Lungi dal voler alimentare la polemica, mi permetto di dire che la risposta non è pertinente.
Ritengo che il quesito vero fosse diverso: e anche interessante. Provo a riproporlo in termini più diretti.
1) Alla luce delle nuove disposizioni del c.c., può oggi un condomino dissenziente pretendere comunque dall'amministratore l'azione di recupero crediti tramite DI, pur in presenza di una delibera assembleare presa a maggioranza che esimeva l'amministrazione dall'adire le vie legali?
2) Nel'ipotesi su citata, su chi graverebbero le spese legali da affrontare?
Semmai la risposta era pertinente ...ma alcuni non si sforzano di trarre le conclusioni corrette.
In linea generale (senza riferimento al caso specifico)
Art. 1129
...
Salvo che sia stato espressamente dispensato dall'assemblea, l'amministratore è tenuto ad agire per la riscossione forzosa delle somme dovute dagli obbligati entro sei mesi dalla chiusura dell'esercizio nel quale il credito esigibile è compreso, anche ai sensi dell'articolo 63, primo comma, delle disposizioni per l'attuazione del presente codice.
La Legge è chiarissima sul punto...se l'assemblea dispensa l'amministratore non ha obbligo di perseguire.
E posto che, superata la ineludibile precedente fase del DI (senza che si abbia avuto modo di ottenere il saldo), qualsiasi altra azione comporta l'assunzione di spese (avvocato o altro) è di automatica comprensione che l'amministratore non possa proseguire in tale azione di sua iniziativa.
Nulla osta a che in assemblea si valuti, pur in assenza di maggioranza concorde, di agire per vie legali con l'astensione della maggioranza.
In tale evenienza, e nello specifico del caso di
@Gagarin e "consociati", tutte le spese sarebbero ad integrale carico degli stessi ...fermo restando la possibiliità di addebitarne quota qualora l'azione produca vantaggio al Condominio (vedi casistica "Dissenso alla lite").
Quindi 2 le strade possibili:
-agire fin da subito seppur in "minoranza"
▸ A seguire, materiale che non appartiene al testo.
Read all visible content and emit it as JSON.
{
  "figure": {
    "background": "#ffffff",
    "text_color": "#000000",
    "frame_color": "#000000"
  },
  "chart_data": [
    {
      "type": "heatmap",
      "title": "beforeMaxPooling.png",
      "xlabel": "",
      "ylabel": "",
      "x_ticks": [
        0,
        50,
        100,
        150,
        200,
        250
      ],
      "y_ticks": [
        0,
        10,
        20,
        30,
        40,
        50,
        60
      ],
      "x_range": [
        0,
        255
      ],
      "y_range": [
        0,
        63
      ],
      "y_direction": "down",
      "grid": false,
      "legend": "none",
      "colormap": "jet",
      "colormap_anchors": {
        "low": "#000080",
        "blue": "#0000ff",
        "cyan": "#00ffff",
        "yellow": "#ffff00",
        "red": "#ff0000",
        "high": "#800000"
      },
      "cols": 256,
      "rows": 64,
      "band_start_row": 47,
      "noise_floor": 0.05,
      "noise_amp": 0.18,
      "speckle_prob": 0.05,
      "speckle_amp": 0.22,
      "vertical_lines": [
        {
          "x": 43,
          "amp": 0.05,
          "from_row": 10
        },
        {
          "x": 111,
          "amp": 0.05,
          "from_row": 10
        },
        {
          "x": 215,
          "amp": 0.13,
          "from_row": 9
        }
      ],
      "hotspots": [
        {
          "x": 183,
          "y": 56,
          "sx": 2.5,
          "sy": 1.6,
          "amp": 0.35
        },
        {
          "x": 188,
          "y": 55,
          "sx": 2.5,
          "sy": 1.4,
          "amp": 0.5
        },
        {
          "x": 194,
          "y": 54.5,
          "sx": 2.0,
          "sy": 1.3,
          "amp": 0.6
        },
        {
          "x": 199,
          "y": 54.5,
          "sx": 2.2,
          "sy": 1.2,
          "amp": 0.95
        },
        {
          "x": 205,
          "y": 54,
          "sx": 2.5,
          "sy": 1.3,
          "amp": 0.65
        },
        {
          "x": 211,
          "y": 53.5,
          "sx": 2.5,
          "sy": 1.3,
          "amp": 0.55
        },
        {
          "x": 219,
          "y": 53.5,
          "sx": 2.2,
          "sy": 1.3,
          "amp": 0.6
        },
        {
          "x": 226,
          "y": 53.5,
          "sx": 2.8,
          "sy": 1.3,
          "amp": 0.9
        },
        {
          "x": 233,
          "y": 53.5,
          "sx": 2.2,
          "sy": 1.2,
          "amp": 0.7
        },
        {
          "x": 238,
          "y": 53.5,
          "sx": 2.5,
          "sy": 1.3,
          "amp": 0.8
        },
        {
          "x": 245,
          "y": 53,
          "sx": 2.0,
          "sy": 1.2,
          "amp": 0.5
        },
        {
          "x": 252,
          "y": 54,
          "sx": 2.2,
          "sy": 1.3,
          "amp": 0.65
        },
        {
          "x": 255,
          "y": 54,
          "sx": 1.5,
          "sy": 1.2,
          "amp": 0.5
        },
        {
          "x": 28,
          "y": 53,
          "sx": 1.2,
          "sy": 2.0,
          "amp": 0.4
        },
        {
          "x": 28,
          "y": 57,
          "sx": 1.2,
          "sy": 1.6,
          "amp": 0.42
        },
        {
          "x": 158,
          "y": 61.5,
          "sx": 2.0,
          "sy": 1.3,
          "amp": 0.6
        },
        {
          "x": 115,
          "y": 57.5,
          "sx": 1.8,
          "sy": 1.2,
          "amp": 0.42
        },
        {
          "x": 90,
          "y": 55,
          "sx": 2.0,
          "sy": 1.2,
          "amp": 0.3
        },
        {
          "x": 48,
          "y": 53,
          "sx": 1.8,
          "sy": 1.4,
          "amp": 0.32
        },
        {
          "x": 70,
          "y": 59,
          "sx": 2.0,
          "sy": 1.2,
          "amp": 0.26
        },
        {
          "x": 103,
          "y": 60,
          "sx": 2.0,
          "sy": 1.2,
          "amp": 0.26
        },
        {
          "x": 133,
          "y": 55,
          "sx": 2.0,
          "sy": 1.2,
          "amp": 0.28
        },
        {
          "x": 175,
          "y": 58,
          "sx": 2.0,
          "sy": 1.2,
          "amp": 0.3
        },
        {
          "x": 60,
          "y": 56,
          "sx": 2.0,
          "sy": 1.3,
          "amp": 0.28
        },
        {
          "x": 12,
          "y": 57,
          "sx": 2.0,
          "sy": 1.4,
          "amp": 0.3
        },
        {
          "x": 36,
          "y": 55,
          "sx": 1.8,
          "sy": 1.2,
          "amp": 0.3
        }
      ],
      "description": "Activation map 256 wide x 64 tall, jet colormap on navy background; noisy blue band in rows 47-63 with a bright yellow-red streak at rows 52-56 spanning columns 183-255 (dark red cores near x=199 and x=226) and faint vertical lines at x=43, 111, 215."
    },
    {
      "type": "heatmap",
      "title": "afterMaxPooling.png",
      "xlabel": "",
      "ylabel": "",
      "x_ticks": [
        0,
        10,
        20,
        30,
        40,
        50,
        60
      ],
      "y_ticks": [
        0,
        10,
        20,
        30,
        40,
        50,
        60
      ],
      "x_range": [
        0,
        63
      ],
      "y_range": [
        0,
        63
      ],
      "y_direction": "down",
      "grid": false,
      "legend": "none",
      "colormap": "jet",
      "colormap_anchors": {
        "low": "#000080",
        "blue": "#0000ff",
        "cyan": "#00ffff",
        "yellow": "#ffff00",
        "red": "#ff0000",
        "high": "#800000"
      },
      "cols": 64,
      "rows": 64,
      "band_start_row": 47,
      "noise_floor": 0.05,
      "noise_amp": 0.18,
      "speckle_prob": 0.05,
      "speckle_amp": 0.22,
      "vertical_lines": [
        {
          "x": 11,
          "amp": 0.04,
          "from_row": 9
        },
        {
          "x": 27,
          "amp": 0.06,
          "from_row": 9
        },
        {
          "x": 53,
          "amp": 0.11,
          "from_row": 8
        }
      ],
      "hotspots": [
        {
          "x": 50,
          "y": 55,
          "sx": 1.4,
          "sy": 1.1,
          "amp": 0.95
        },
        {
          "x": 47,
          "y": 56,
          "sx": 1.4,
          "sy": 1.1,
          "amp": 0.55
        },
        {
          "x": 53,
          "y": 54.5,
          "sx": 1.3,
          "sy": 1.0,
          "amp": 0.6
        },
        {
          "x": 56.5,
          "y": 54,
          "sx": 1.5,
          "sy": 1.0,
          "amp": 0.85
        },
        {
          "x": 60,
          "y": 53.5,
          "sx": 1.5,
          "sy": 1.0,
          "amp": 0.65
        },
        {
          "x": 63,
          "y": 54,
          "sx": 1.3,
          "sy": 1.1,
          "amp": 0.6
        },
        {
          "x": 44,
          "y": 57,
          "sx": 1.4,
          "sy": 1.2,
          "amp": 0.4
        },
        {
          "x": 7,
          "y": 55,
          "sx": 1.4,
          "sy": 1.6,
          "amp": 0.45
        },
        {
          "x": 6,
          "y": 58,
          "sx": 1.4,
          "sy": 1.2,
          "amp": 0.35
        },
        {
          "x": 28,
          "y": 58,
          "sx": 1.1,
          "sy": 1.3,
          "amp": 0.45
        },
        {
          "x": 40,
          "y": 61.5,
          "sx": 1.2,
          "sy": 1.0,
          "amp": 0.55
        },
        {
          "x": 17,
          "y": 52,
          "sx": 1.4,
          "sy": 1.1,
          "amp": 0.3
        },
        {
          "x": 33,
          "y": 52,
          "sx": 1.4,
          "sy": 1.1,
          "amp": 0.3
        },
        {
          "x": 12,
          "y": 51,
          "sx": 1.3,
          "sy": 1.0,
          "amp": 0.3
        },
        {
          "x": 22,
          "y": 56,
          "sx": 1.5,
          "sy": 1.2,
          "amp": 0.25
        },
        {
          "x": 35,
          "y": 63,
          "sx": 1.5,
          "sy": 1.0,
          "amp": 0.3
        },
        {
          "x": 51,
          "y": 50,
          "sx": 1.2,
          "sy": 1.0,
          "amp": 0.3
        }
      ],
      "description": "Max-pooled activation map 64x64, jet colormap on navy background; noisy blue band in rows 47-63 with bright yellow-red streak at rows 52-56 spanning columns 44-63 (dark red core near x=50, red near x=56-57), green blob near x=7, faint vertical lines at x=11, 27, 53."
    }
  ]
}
-agire contro il Condominio (come illustrato da
@Ollj ) ma solo dopo che il danno si sarà "materializzato".
Penso che seppur non analiticamente la risposta alle 2 domande sia comprensibile.
Sempre restando nello specifico di quanto raccontato da
@Gagarin ...ogni valutazione andrebbe ben ponderata perchè non è acclarato che ci siano sempre possibilità di recupero.
Sì, ma finché è condomino, non può essere nullatenente.
Forse stai troppo sui libri e dovresti scendere dall'Olimpo di un "mondo perfetto" ...ma virtuale.
Anche volessi essere "lessicamente pignolo"...non è detto che "l'apparente" proprietà sia tale.
Un condòmino ancorchè "proprietario" ...può essere anche una ditta/impresa...e in quanto tale fallibile.
Anche un singolo "dipendente" potrebbe essere intestatario dell'immobile...ma con ipoteca a favore di una banca per il finanziamento, aggiungi improvvisa perdita del posto di lavoro...o "vittima" di perdita totale delle sue "risorse" per malattia, errati investimenti...o gioco e vita "libertina"....e la matematica ti dirà che seppur "tenente" in realtà possiede solo debiti.